Critical Analysis of an FeP Empirical Potential Employed to Study Fracture of Metallic Glasses

TL;DR

This paper critically examines an empirical FeP potential used in molecular dynamics to study metallic glass fracture, revealing spinodal decomposition and embrittlement effects that may not reflect real alloy behavior.

Contribution

It identifies limitations of the empirical potential, showing it induces microstructural artifacts like segregation and brittle fracture pathways not present in actual alloys.

Findings

Spinodal decomposition occurs in the studied composition range.

Phosphorous segregation causes a transition from ductility to brittleness.

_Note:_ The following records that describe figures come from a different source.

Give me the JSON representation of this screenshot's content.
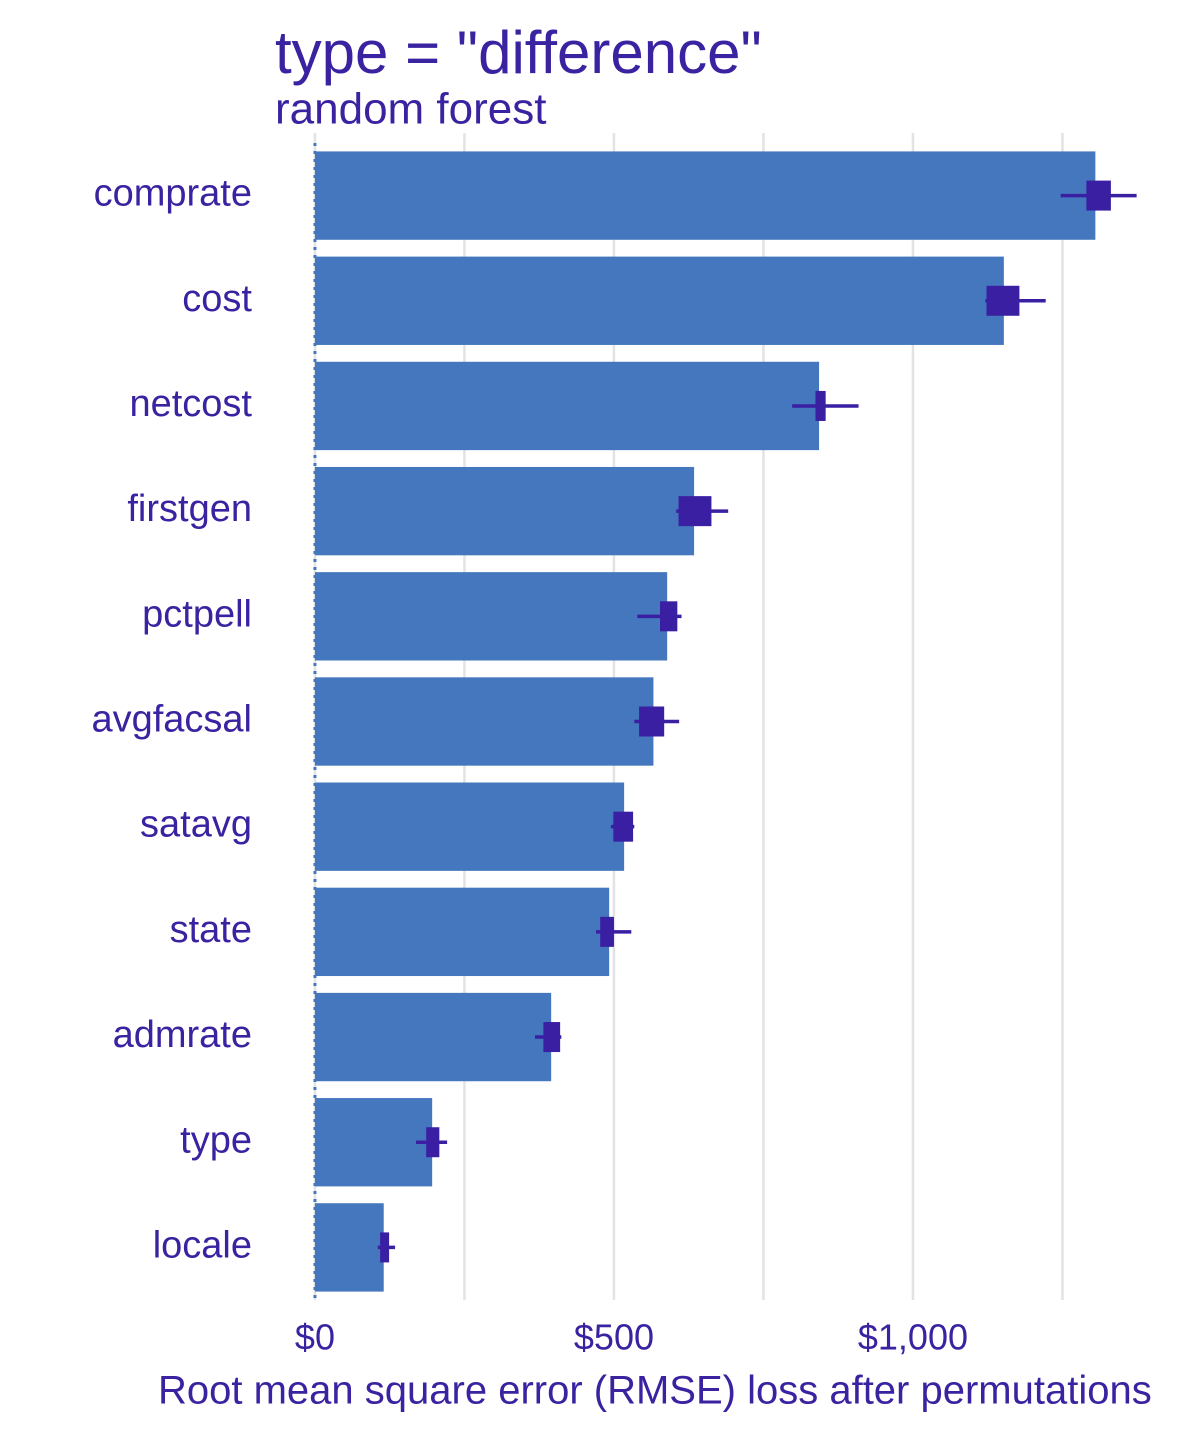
{
  "chart_data": {
    "type": "bar",
    "orientation": "horizontal",
    "title": "type = \"difference\"",
    "subtitle": "random forest",
    "x_label": "Root mean square error (RMSE) loss after permutations",
    "categories": [
      "comprate",
      "cost",
      "netcost",
      "firstgen",
      "pctpell",
      "avgfacsal",
      "satavg",
      "state",
      "admrate",
      "type",
      "locale"
    ],
    "values": [
      1305,
      1152,
      843,
      634,
      589,
      566,
      517,
      492,
      395,
      196,
      115
    ],
    "whisker_low": [
      1247,
      1121,
      798,
      604,
      539,
      534,
      495,
      470,
      368,
      169,
      105
    ],
    "q1": [
      1290,
      1123,
      837,
      608,
      577,
      542,
      499,
      477,
      382,
      186,
      109
    ],
    "q3": [
      1331,
      1178,
      854,
      663,
      606,
      584,
      532,
      500,
      410,
      208,
      124
    ],
    "whisker_high": [
      1374,
      1222,
      909,
      691,
      613,
      609,
      534,
      529,
      412,
      221,
      134
    ],
    "color": "#4477bd",
    "box_color": "#3a1fa3",
    "xlim": [
      -25,
      1480
    ],
    "xticks": [
      {
        "value": 0,
        "label": "$0"
      },
      {
        "value": 500,
        "label": "$500"
      },
      {
        "value": 1000,
        "label": "$1,000"
      }
    ],
    "x_minor_ticks": [
      250,
      750,
      1250
    ],
    "grid": true
  }
}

Toughness decreases linearly with compositional segregation.

Abstract

An empirical potential that has been widely used to perform molecular dynamics studies on the fracture behavior of FeP metallic glasses is shown to exhibit spinodal decomposition in the composition range commonly studied. The phosphorous segregation induces a transition from ductility to brittleness. During brittle fracture the atomically sharp crack tip propagates along a percolating path with higher P concentration. This embrittlement is observed to occur over a wide range of chemical compositions, and toughness decreases linearly with the degree of compositional segregation over the entire the regime studied. Stable glass forming alloys that can be quenched at low quench rates do not, as a rule, exhibit such thermodynamically unstable behavior near to or above their glass transition temperatures. Hence, the microstructures exhibited in these simulations are unlikely to reflect the actual microstructures or fracture behaviors of the glassy alloys they seek to elucidate.